ABOUT US

“Goats have changed my life in ways I never could have imagined. They’ve connected me to the land, to my food, to my family.” –from Living With Goats

When we met at a party in Brooklyn nearly twenty years ago,  we never would have imagined that we’d make our life together on a farm. At the time, Margaret was a manager of the original Magnolia Bakery in the West Village, back from a year in Tunisia after graduating from Wellesley College. Karl  had worked as a photographer in Russia after his undergraduate years at Tufts, before going on to be the Photo Editor for Time.com, and teaching photography at the ICP and his alma mater, Syracuse. We fell in love with each other, and soon after with the idea of goats, and with the dream of a farm. In 2003, we left New York to make it a reality. We spent a year exploring the world of goats and small scale agriculture, visiting farms looking for a model of how we would want to live. 40,000 miles and one book later, we got married in 2004 in a lavishly goat-themed wedding. We landed at Ten Apple Farm, in Karl’s home state of Maine, in the winter of 2005. In the years since, we’ve welcomed three daughters—Charlotte, Beatrice, and Sadie—and as a family we raise Alpine dairy goats, sheep, pigs, assorted poultry, and an expansive menagerie of house pets. We tend a small apple orchard and large kitchen garden, and live an old-fashioned life, embracing hard work and self-sufficiency. For the last few years of his life, Margaret’s father lived with us, and we nursed him through his final illness. Since his death here on the farm in 2013, we have become passionate advocates for home-based end of life care, and for an approach to grief that’s based in the natural world.

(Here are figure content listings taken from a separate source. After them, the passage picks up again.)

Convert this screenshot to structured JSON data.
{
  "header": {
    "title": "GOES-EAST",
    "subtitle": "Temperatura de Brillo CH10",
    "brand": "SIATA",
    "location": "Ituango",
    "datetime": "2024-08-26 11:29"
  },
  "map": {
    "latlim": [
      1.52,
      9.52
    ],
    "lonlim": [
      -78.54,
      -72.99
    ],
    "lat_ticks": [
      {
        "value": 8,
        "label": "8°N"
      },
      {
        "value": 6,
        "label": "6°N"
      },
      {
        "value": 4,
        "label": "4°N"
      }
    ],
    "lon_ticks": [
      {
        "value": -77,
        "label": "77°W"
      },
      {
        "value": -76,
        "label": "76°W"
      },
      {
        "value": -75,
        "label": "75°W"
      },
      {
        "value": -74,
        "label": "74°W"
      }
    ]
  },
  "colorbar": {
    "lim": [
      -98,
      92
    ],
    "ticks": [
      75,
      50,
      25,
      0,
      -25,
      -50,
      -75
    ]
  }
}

Margaret Hathaway and Karl Schatz are the husband and wife team behind seven books on food and farming, including the memoir The Year of the Goat, the guide Living With Goats, two volumes of the Portland, Maine Chef’s Table, the Maine Bicentennial Community Cookbook and Maine Community Cookbook, Volume 2. Margaret is a writer who has worked in book publishing, corporate communications, and as manager of New York’s Magnolia Bakery. Karl is a photographer who has worked as the online photo editor for Time Magazine., and as director of Aurora Photos. Since 2005, the couple has lived with their daughters on Ten Apple Farm, a homestead in southern Maine, where they raise dairy goats, tend a large garden and small orchard, make cheese, teach workshops, and operate a guest house.


Charlotte came into our lives in June of 2006. She took to the farm right away. Her first food was squash from the garden and her first word was “goat.” Since she could walk, she’s helped with chores, taken the goats for walks, fed the chickens, milked the goats, dug in the garden, and eaten broccoli straight off the stalk. When she was three, she got to name the new doelings “Toka” and “Tonni” after her two imaginary friends. When not outside on the farm, she can be found doing schoolwork, skiing, running, and managing the Ten Apple Farmstand.

Beatrice arrived in our lives in April of 2008, and was born a farmer. At 3 days old she made her first trip to the Fedco tree sale to pick out the season’s seed potatoes. A few weeks later she was assisting her mama deliver the farm’s first baby goats. Since toddlerhood, Bea’s enjoyed eating raw corn (and everything else), climbing, picking up slugs, digging in the dirt, collecting eggs, and getting alfalfa treats for the goats. Bea is our resident 4-H’er and member of the Cumberland Country 4-H Swiners club. She competed in the pig races at the Cumberland Fair in 2017 & 2018, placing as high as 4th, and is now raising market hogs.

Sadie arrived in November of 2011. She came out with a full head of dark curls, enormously round cheeks, and an easy-going temperament. She is a born talker, explaining the goings on at the farm in copious detail to anyone who will listen. Sadie is our trusty assistant goat hike leader, and loves to demonstrate goat milking and goat milk drinking for visitors to the farm. In addition to assisting with the goat hikes, her farm jobs include gathering eggs, feeding the chickens, and leading the baby goats up and down the hill.